New Era talked to four Members of the European Parliament, here in Brussels regarding Europe’s position on the ongoing scramble for Africa’s riches. The parliamentarians are Kristof Fjellner and Daniel Caspary, from the group that represents the Christians and Conservatives as well as David Martin and Kader Arif, representing the Socialist Party in the European Parliament.

The parliamentarians say Africa’s development lies not in the one-off sale of its mineral resources to Russia and China but in the reciprocal trade of Economic Partnership Agreement (EPA) currently on offer from the EU.

Arif simply asks a rhetorical question: “China or Russia’s interest on Africa, are they real? These are their own short-term interests looking at furthering their economic growth and not for Africa’s growth.”

Conservative Fjellner says Europe cares about Africa’s future more than the price of commodities Africa has to offer.

“We like to see that the money from commodities does not end up in the hands of a corrupt few. We might be hard in our negotiations with Africa but in the end our trade agreement would benefit Africa,” says Fjellner.
It is now the job of African leaders, says Arif, “to decide what do they want for development and what sort of trade deal they want to accept”.
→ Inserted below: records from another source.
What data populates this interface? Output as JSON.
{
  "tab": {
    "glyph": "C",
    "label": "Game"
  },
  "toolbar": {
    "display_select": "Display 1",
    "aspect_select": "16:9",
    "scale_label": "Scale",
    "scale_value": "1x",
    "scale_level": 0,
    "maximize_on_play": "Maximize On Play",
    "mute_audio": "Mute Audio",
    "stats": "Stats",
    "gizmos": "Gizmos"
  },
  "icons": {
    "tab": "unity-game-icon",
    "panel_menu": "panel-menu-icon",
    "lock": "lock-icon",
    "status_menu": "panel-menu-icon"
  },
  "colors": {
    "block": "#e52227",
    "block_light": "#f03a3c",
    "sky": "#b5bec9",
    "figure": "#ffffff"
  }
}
Europe’s only concern is that millions of money has been poured into Africa far too long without any development progress. Yet, in the very similar time period, Asia has managed with little development aid to emerge from poverty and attain emerging market status. There are lessons to be learnt by both Africa and Europe, says Caspary.

Yet while China and Russia continue to successfully capture Africa’s heart with their readiness to sign cash cheques for rail infrastructure and other state infrastructure development programmes, – in return for exploration for oil and other natural resources – Europe’s Economic Partnership Agreements have not been well accepted in Africa.

Parts of African countries continue to raise concerns over the threat of regional integration, that the EPA would make them unable to trade with either China or Russia.

EPA might not be the perfect trade agreement, but they are the best and genuine deal on the table for Africa this far, the two European political parties say in unison.

Ironically, the Christians Democratic and Conservative group and the Socialist Party do not necessarily agree on technical aspects of the EPA.

The Socialist Party, for instance, opposes the Most Favoured Nation clause just as Namibia and South Africa do, and that the EPAs do not advocate regional integration, again just as Namibia and South Africa claim.

Most Favoured Nation was introduced by the World Trade Organisation and requires a country to treat all trading partners alike that is no discrimination between sources of supply.

“The Most Favoured Nation clause is not needed in the EPA agreement,” says Martin.

On regional integration Martin says: “I still doubt the EPA agreements [especially that] in Africa they run counter to regional integration. It is difficult to imagine EPA being successful in Southern Africa Development Community (SADC) without South Africa, the big player in the region, being a member of the EPA agreement.”

In addition, says Martin, the implementation of the liberalisation of market is too front-loaded, and the Socialist Party would want to see liberalisation at the end of the agreement period instead of at the beginning.

However, the Socialist Party is not against the EPA because there is a need to have a trade agreement that helps pull Africa from poverty, says Martin.